On 07.04.19 05:32, Alex wrote:
readlin is not a CT function. You misinterpreted what I said.

Yeah, bad example from me. This would probably have been better:

----
auto v = "foo";
enum y = f(v); /* Error: variable v cannot be read at compile time */
----

Also, the `readln` example wasn't meant to contradict anything you said. The one after it (`auto z = f("foo"); /* not CTFE */`) is supposed to clarify your statement that "CTFE [happens] when the inputs are CT". It's true that CTFE can only happen when the inputs are known at CT, but that alone doesn't force CTFE.

[...]
If you think of it the way I have said and understand what it means then it is much easier to understand CTFE because you really are just doing "normal" programming of RT functions but you just execute them at CT if possible(and the possibility simply is if the inputs are known at CT).

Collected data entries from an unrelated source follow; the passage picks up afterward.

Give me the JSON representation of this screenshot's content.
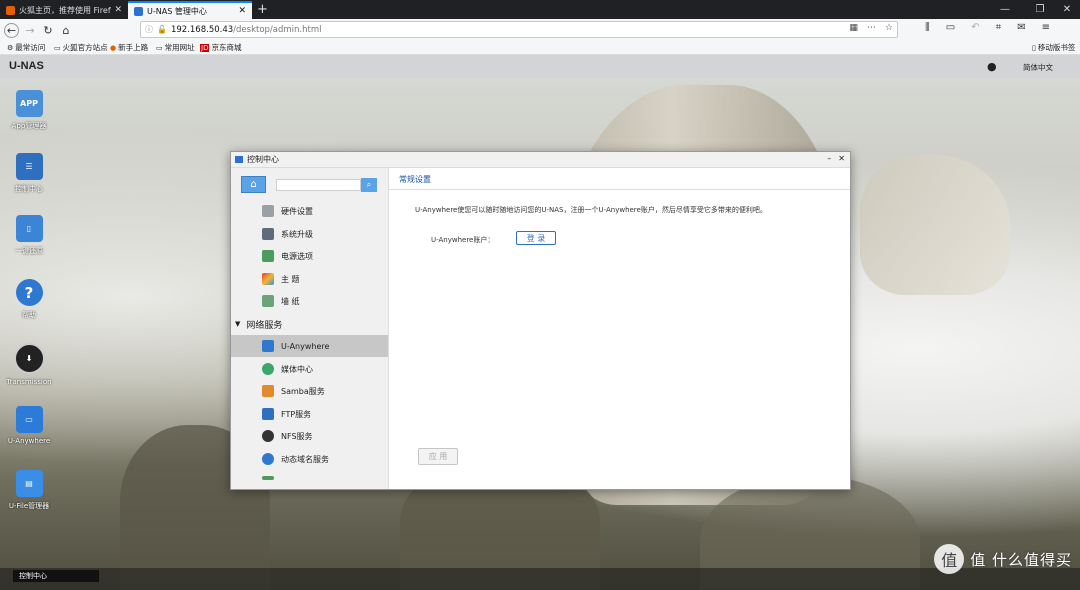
{
  "browser": {
    "tabs": [
      {
        "label": "火狐主页，推荐使用 Firefox 火",
        "active": false
      },
      {
        "label": "U-NAS 管理中心",
        "active": true
      }
    ],
    "url_host": "192.168.50.43",
    "url_path": "/desktop/admin.html",
    "bookmarks": [
      "最常访问",
      "火狐官方站点",
      "新手上路",
      "常用网址",
      "京东商城"
    ],
    "mobile_bookmarks": "移动版书签"
  },
  "app": {
    "brand": "U-NAS",
    "language": "简体中文"
  },
  "desktop_icons": [
    {
      "label": "App管理器",
      "icon": "app-store-icon",
      "color": "#4a90d9"
    },
    {
      "label": "控制中心",
      "icon": "control-panel-icon",
      "color": "#2f6fbf"
    },
    {
      "label": "一键还原",
      "icon": "mouse-icon",
      "color": "#3c85d6"
    },
    {
      "label": "帮助",
      "icon": "help-icon",
      "color": "#2f78d0"
    },
    {
      "label": "Transmission",
      "icon": "transmission-icon",
      "color": "#222222"
    },
    {
      "label": "U-Anywhere",
      "icon": "monitor-icon",
      "color": "#2c7bd8"
    },
    {
      "label": "U-File管理器",
      "icon": "folder-icon",
      "color": "#3a8ee6"
    }
  ],
  "window": {
    "title": "控制中心",
    "sidebar_items": [
      {
        "label": "硬件设置",
        "icon": "hardware-icon",
        "color": "#9aa0a6"
      },
      {
        "label": "系统升级",
        "icon": "upgrade-icon",
        "color": "#5f6a7a"
      },
      {
        "label": "电源选项",
        "icon": "power-icon",
        "color": "#4c9a5e"
      },
      {
        "label": "主 题",
        "icon": "theme-icon",
        "color": "#e46b2d"
      },
      {
        "label": "墙 纸",
        "icon": "wallpaper-icon",
        "color": "#6aa57a"
      }
    ],
    "group_label": "网络服务",
    "service_items": [
      {
        "label": "U-Anywhere",
        "icon": "u-anywhere-icon",
        "color": "#2f78d0",
        "active": true
      },
      {
        "label": "媒体中心",
        "icon": "media-center-icon",
        "color": "#3aa86b",
        "active": false
      },
      {
        "label": "Samba服务",
        "icon": "samba-icon",
        "color": "#e38a2d",
        "active": false
      },
      {
        "label": "FTP服务",
        "icon": "ftp-icon",
        "color": "#2f6fbf",
        "active": false
      },
      {
        "label": "NFS服务",
        "icon": "nfs-icon",
        "color": "#333333",
        "active": false
      },
      {
        "label": "动态域名服务",
        "icon": "ddns-icon",
        "color": "#2f78d0",
        "active": false
      }
    ],
    "section_title": "常规设置",
    "description": "U-Anywhere使您可以随时随地访问您的U-NAS，注册一个U-Anywhere账户，然后尽情享受它多带来的便利吧。",
    "account_label": "U-Anywhere账户：",
    "login_button": "登 录",
    "apply_button": "应 用"
  },
  "taskbar": {
    "items": [
      "控制中心"
    ]
  },
  "watermark": "值 什么值得买"
}
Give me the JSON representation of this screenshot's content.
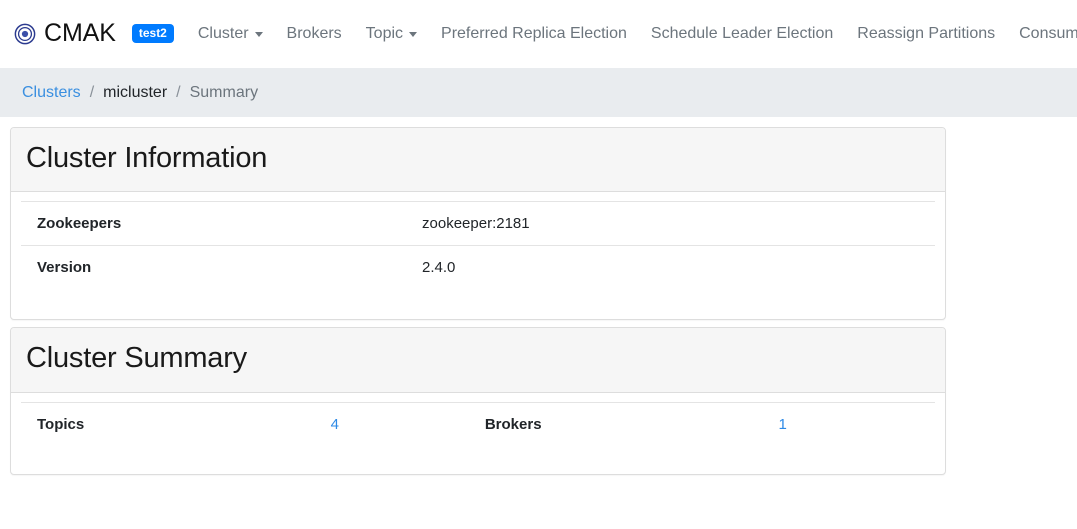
{
  "navbar": {
    "brand": {
      "icon": "target-circle-icon",
      "label": "CMAK"
    },
    "cluster_badge": "test2",
    "items": [
      {
        "label": "Cluster",
        "has_caret": true
      },
      {
        "label": "Brokers",
        "has_caret": false
      },
      {
        "label": "Topic",
        "has_caret": true
      },
      {
        "label": "Preferred Replica Election",
        "has_caret": false
      },
      {
        "label": "Schedule Leader Election",
        "has_caret": false
      },
      {
        "label": "Reassign Partitions",
        "has_caret": false
      },
      {
        "label": "Consumers",
        "has_caret": false
      }
    ]
  },
  "breadcrumb": {
    "separator": "/",
    "items": [
      {
        "label": "Clusters",
        "type": "link"
      },
      {
        "label": "micluster",
        "type": "dark"
      },
      {
        "label": "Summary",
        "type": "active"
      }
    ]
  },
  "panels": {
    "cluster_information": {
      "title": "Cluster Information",
      "rows": [
        {
          "label": "Zookeepers",
          "value": "zookeeper:2181"
        },
        {
          "label": "Version",
          "value": "2.4.0"
        }
      ]
    },
    "cluster_summary": {
      "title": "Cluster Summary",
      "rows": [
        {
          "label1": "Topics",
          "value1": "4",
          "label2": "Brokers",
          "value2": "1"
        }
      ]
    }
  },
  "colors": {
    "brand_blue": "#007bff",
    "link_blue": "#2e8ae6",
    "breadcrumb_bg": "#e9ecef",
    "panel_heading_bg": "#f6f6f6",
    "muted_text": "#6c757d"
  }
}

There's that same slight unclarity again. You may have the right understanding of CTFE, but your phrasing is a bit misleading. CTFE doesn't kick in whenever it's possible to precompute something at CT. It only kicks in when the result is required at CT by language rules.

[...]
CTFE programming is RT programming but where one can optimize before RT.

Optimization is not the only use for CTFE. It can also be used to generate compile-time constants, like lengths for static arrays or D code itself that is then mixed in. Can't do that stuff with run-time calls.